According to International Cooperation Minister Faiza Aboul Naga, “The American determination and persistence to support these organizations to engage in political activities is a blatant violation of the law, which represents clear harm to national security.”
Like the NGO case, Naga’s comments could reflect weakness even though the SCAF is attempting to display its strength. Her comments stem from testimony given to two judges in October, and some activists are questioning the level of coordination over the release of her statements. Oppositional elements accuse the SCAF of timing its raids to November’s parliamentary election and wielding anti-U.S. rhetoric to stunt demands for an accelerated transition to civilian rule. As for Naga’s statements (published by the state-run MENA and major dailies), political analyst Mustapha Kamel Al-Sayyid cautioned, "It looks like an escalation, but I don't know if it is intended or it reflects a state of confusion in the conduct of domestic and foreign policies in Egypt.”

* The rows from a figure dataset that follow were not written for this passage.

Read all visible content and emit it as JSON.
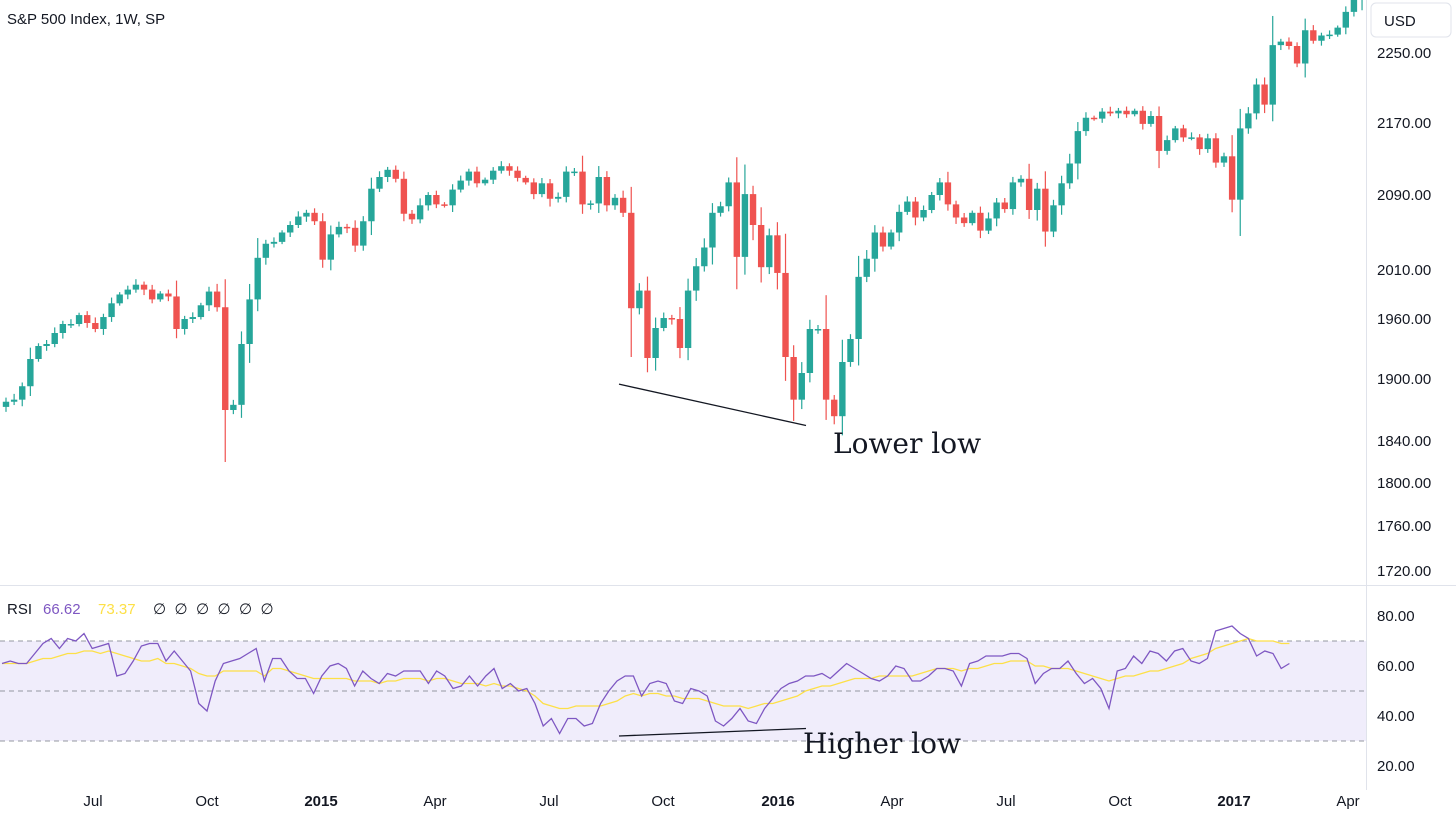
{
  "header": {
    "symbol": "S&P 500 Index, 1W, SP",
    "currency": "USD"
  },
  "rsi_legend": {
    "name": "RSI",
    "value": "66.62",
    "ma_value": "73.37",
    "placeholders": [
      "∅",
      "∅",
      "∅",
      "∅",
      "∅",
      "∅"
    ]
  },
  "annotations": {
    "price": "Lower low",
    "rsi": "Higher low"
  },
  "colors": {
    "up": "#26a69a",
    "down": "#ef5350",
    "rsi_line": "#7e57c2",
    "rsi_ma": "#fde047",
    "rsi_band": "#f0edfb"
  },
  "chart_data": [
    {
      "type": "candlestick",
      "title": "S&P 500 Index, 1W, SP",
      "y_ticks": [
        "2250.00",
        "2170.00",
        "2090.00",
        "2010.00",
        "1960.00",
        "1900.00",
        "1840.00",
        "1800.00",
        "1760.00",
        "1720.00"
      ],
      "x_ticks": [
        "Jul",
        "Oct",
        "2015",
        "Apr",
        "Jul",
        "Oct",
        "2016",
        "Apr",
        "Jul",
        "Oct",
        "2017",
        "Apr"
      ],
      "bold_x_ticks": [
        "2015",
        "2016",
        "2017"
      ],
      "trend_line": [
        [
          1846,
          1895
        ],
        [
          1879,
          1855
        ]
      ],
      "close_path": [
        [
          0,
          1873
        ],
        [
          1,
          1878
        ],
        [
          2,
          1880
        ],
        [
          3,
          1893
        ],
        [
          4,
          1920
        ],
        [
          5,
          1933
        ],
        [
          6,
          1935
        ],
        [
          7,
          1946
        ],
        [
          8,
          1955
        ],
        [
          9,
          1955
        ],
        [
          10,
          1964
        ],
        [
          11,
          1956
        ],
        [
          12,
          1950
        ],
        [
          13,
          1962
        ],
        [
          14,
          1976
        ],
        [
          15,
          1985
        ],
        [
          16,
          1990
        ],
        [
          17,
          1995
        ],
        [
          18,
          1990
        ],
        [
          19,
          1980
        ],
        [
          20,
          1986
        ],
        [
          21,
          1983
        ],
        [
          22,
          1950
        ],
        [
          23,
          1960
        ],
        [
          24,
          1962
        ],
        [
          25,
          1974
        ],
        [
          26,
          1988
        ],
        [
          27,
          1972
        ],
        [
          28,
          1870
        ],
        [
          29,
          1875
        ],
        [
          30,
          1935
        ],
        [
          31,
          1980
        ],
        [
          32,
          2023
        ],
        [
          33,
          2038
        ],
        [
          34,
          2040
        ],
        [
          35,
          2050
        ],
        [
          36,
          2058
        ],
        [
          37,
          2067
        ],
        [
          38,
          2071
        ],
        [
          39,
          2062
        ],
        [
          40,
          2021
        ],
        [
          41,
          2048
        ],
        [
          42,
          2056
        ],
        [
          43,
          2055
        ],
        [
          44,
          2036
        ],
        [
          45,
          2062
        ],
        [
          46,
          2097
        ],
        [
          47,
          2110
        ],
        [
          48,
          2118
        ],
        [
          49,
          2108
        ],
        [
          50,
          2070
        ],
        [
          51,
          2064
        ],
        [
          52,
          2079
        ],
        [
          53,
          2090
        ],
        [
          54,
          2080
        ],
        [
          55,
          2079
        ],
        [
          56,
          2096
        ],
        [
          57,
          2106
        ],
        [
          58,
          2116
        ],
        [
          59,
          2103
        ],
        [
          60,
          2107
        ],
        [
          61,
          2117
        ],
        [
          62,
          2122
        ],
        [
          63,
          2117
        ],
        [
          64,
          2109
        ],
        [
          65,
          2104
        ],
        [
          66,
          2091
        ],
        [
          67,
          2103
        ],
        [
          68,
          2086
        ],
        [
          69,
          2088
        ],
        [
          70,
          2116
        ],
        [
          71,
          2116
        ],
        [
          72,
          2080
        ],
        [
          73,
          2081
        ],
        [
          74,
          2110
        ],
        [
          75,
          2079
        ],
        [
          76,
          2087
        ],
        [
          77,
          2071
        ],
        [
          78,
          1971
        ],
        [
          79,
          1989
        ],
        [
          80,
          1921
        ],
        [
          81,
          1951
        ],
        [
          82,
          1961
        ],
        [
          83,
          1960
        ],
        [
          84,
          1931
        ],
        [
          85,
          1989
        ],
        [
          86,
          2014
        ],
        [
          87,
          2034
        ],
        [
          88,
          2071
        ],
        [
          89,
          2078
        ],
        [
          90,
          2104
        ],
        [
          91,
          2024
        ],
        [
          92,
          2091
        ],
        [
          93,
          2058
        ],
        [
          94,
          2013
        ],
        [
          95,
          2047
        ],
        [
          96,
          2007
        ],
        [
          97,
          1922
        ],
        [
          98,
          1880
        ],
        [
          99,
          1906
        ],
        [
          100,
          1950
        ],
        [
          101,
          1950
        ],
        [
          102,
          1880
        ],
        [
          103,
          1864
        ],
        [
          104,
          1917
        ],
        [
          105,
          1940
        ],
        [
          106,
          2003
        ],
        [
          107,
          2022
        ],
        [
          108,
          2050
        ],
        [
          109,
          2035
        ],
        [
          110,
          2050
        ],
        [
          111,
          2072
        ],
        [
          112,
          2083
        ],
        [
          113,
          2066
        ],
        [
          114,
          2074
        ],
        [
          115,
          2090
        ],
        [
          116,
          2104
        ],
        [
          117,
          2080
        ],
        [
          118,
          2066
        ],
        [
          119,
          2060
        ],
        [
          120,
          2071
        ],
        [
          121,
          2052
        ],
        [
          122,
          2065
        ],
        [
          123,
          2082
        ],
        [
          124,
          2075
        ],
        [
          125,
          2104
        ],
        [
          126,
          2108
        ],
        [
          127,
          2074
        ],
        [
          128,
          2097
        ],
        [
          129,
          2051
        ],
        [
          130,
          2079
        ],
        [
          131,
          2103
        ],
        [
          132,
          2125
        ],
        [
          133,
          2161
        ],
        [
          134,
          2176
        ],
        [
          135,
          2175
        ],
        [
          136,
          2183
        ],
        [
          137,
          2181
        ],
        [
          138,
          2184
        ],
        [
          139,
          2180
        ],
        [
          140,
          2184
        ],
        [
          141,
          2169
        ],
        [
          142,
          2178
        ],
        [
          143,
          2139
        ],
        [
          144,
          2151
        ],
        [
          145,
          2164
        ],
        [
          146,
          2154
        ],
        [
          147,
          2154
        ],
        [
          148,
          2141
        ],
        [
          149,
          2153
        ],
        [
          150,
          2126
        ],
        [
          151,
          2133
        ],
        [
          152,
          2085
        ],
        [
          153,
          2164
        ],
        [
          154,
          2181
        ],
        [
          155,
          2214
        ],
        [
          156,
          2191
        ],
        [
          157,
          2259
        ],
        [
          158,
          2263
        ],
        [
          159,
          2258
        ],
        [
          160,
          2238
        ],
        [
          161,
          2276
        ],
        [
          162,
          2264
        ],
        [
          163,
          2270
        ],
        [
          164,
          2271
        ],
        [
          165,
          2279
        ],
        [
          166,
          2297
        ],
        [
          167,
          2316
        ],
        [
          168,
          2351
        ]
      ]
    },
    {
      "type": "line",
      "title": "RSI",
      "y_ticks": [
        "80.00",
        "60.00",
        "40.00",
        "20.00"
      ],
      "levels": [
        70,
        50,
        30
      ],
      "trend_line": [
        [
          30,
          32
        ],
        [
          40,
          35
        ]
      ],
      "series": [
        {
          "name": "RSI",
          "values": [
            61,
            62,
            61,
            61,
            65,
            69,
            71,
            67,
            71,
            70,
            73,
            67,
            68,
            69,
            56,
            57,
            62,
            68,
            69,
            69,
            62,
            66,
            62,
            58,
            45,
            42,
            54,
            61,
            62,
            63,
            65,
            67,
            54,
            63,
            63,
            58,
            55,
            55,
            49,
            56,
            60,
            61,
            59,
            52,
            58,
            55,
            53,
            57,
            56,
            58,
            58,
            58,
            53,
            58,
            56,
            51,
            52,
            56,
            52,
            56,
            59,
            51,
            53,
            50,
            51,
            45,
            36,
            39,
            33,
            39,
            39,
            36,
            37,
            45,
            50,
            54,
            56,
            56,
            48,
            53,
            54,
            53,
            46,
            45,
            51,
            50,
            48,
            38,
            36,
            39,
            43,
            38,
            37,
            43,
            47,
            51,
            53,
            54,
            56,
            56,
            57,
            55,
            58,
            61,
            59,
            57,
            55,
            54,
            56,
            60,
            59,
            54,
            54,
            56,
            59,
            59,
            58,
            52,
            61,
            62,
            64,
            64,
            64,
            65,
            65,
            63,
            53,
            57,
            59,
            59,
            62,
            57,
            53,
            55,
            51,
            43,
            58,
            59,
            64,
            61,
            66,
            65,
            62,
            66,
            67,
            62,
            61,
            63,
            74,
            75,
            76,
            73,
            71,
            64,
            66,
            65,
            59,
            61
          ],
          "color": "#7e57c2"
        },
        {
          "name": "RSI MA",
          "values": [
            61,
            61,
            61,
            61,
            62,
            63,
            63,
            64,
            65,
            65,
            66,
            66,
            65,
            66,
            65,
            64,
            63,
            62,
            62,
            63,
            61,
            61,
            60,
            59,
            57,
            56,
            56,
            58,
            58,
            58,
            58,
            58,
            56,
            59,
            59,
            58,
            57,
            56,
            55,
            55,
            55,
            55,
            55,
            54,
            54,
            54,
            53,
            54,
            54,
            55,
            55,
            55,
            54,
            55,
            55,
            54,
            53,
            53,
            53,
            52,
            53,
            52,
            52,
            51,
            50,
            48,
            45,
            44,
            43,
            43,
            44,
            44,
            44,
            44,
            45,
            46,
            48,
            49,
            48,
            49,
            49,
            48,
            48,
            47,
            47,
            47,
            46,
            45,
            44,
            44,
            44,
            43,
            44,
            45,
            45,
            46,
            47,
            48,
            50,
            51,
            52,
            52,
            53,
            54,
            55,
            55,
            55,
            56,
            56,
            56,
            56,
            56,
            57,
            58,
            59,
            59,
            59,
            58,
            59,
            59,
            60,
            61,
            61,
            62,
            62,
            62,
            60,
            60,
            59,
            59,
            59,
            58,
            57,
            56,
            55,
            54,
            55,
            56,
            56,
            57,
            58,
            58,
            59,
            60,
            61,
            63,
            64,
            65,
            67,
            68,
            69,
            70,
            71,
            70,
            70,
            70,
            69,
            69
          ],
          "color": "#fde047"
        }
      ]
    }
  ]
}
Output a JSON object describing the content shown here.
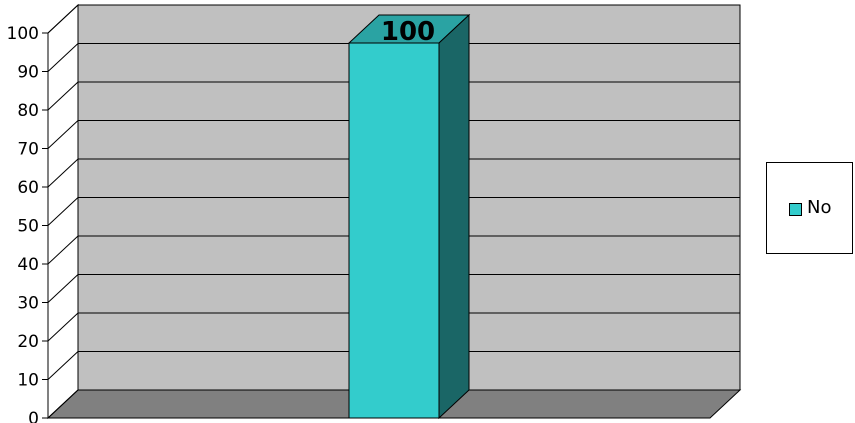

The New York Times would later report a rift between Tantawi and Naga, who is keen to secure U.S. aid on the government’s terms. In any event, the SCAF’s overall escalation against Washington indicates that the generals believe they hold the high ground. Instead of making any sincere attempt to repair damaged ties, Egypt’s interim government dutifully submitted its charges to Washington and proceeded to accuse the White House of wishing ill fortune on Egyptians.
"Evidence shows the existence of a clear and determined wish to abort any chance for Egypt to rise as a modern and democratic state with a strong economy since that will pose the biggest threat to American and Israeli interests, not only in Egypt, but in the whole region," Naga was quoted as saying. “But the United States and Israel could not directly create and sustain a state of chaos, so they used direct funding, especially American, as the means to reach those goals...”
“When presented this way, most Egyptians side with their army and against the Americans,” Bahgat predicted.
Many of Naga’s statements are embedded with kernels of truth. The Minister claims that Egypt’s “January 25 revolution was a surprise to the United States, and that it was out of America’s control, when the revolution transformed into a massive popular uprising all over Egypt.” She added that Washington “tried to hijack the January 25 revolution and manipulate the situation in Egypt in accordance with its interests.” These factual statements are aimed at Egypt’s midsection, but Naga’s words cannot distract revolutionaries from the SCAF’s own hijacking or the Obama administration's support for Tantawi’s “transition.”
Dempsey’s visit to Cairo is thus rendered a bluff. Like all preceding U.S. officials, his single-minded emphasis on NGOs amplifies Washington’s counter-revolutionary tone. The White House and Pentagon would like nothing more than to bury the NGO controversy and return to praising the SCAF’s “leadership.” Egypt’s generals (and former members of Mubarark’s regime) realize that they can back Washington down and escape with minimal damage; Port Said’s tragedy and two weeks of protests were effortlessly ignored. The Obama administration may not lay down a large check, but it is equally unlikely to demand accountability for the SCAF’s politico-security crackdown.
So what reason does Tantawi and company have to change their behavior?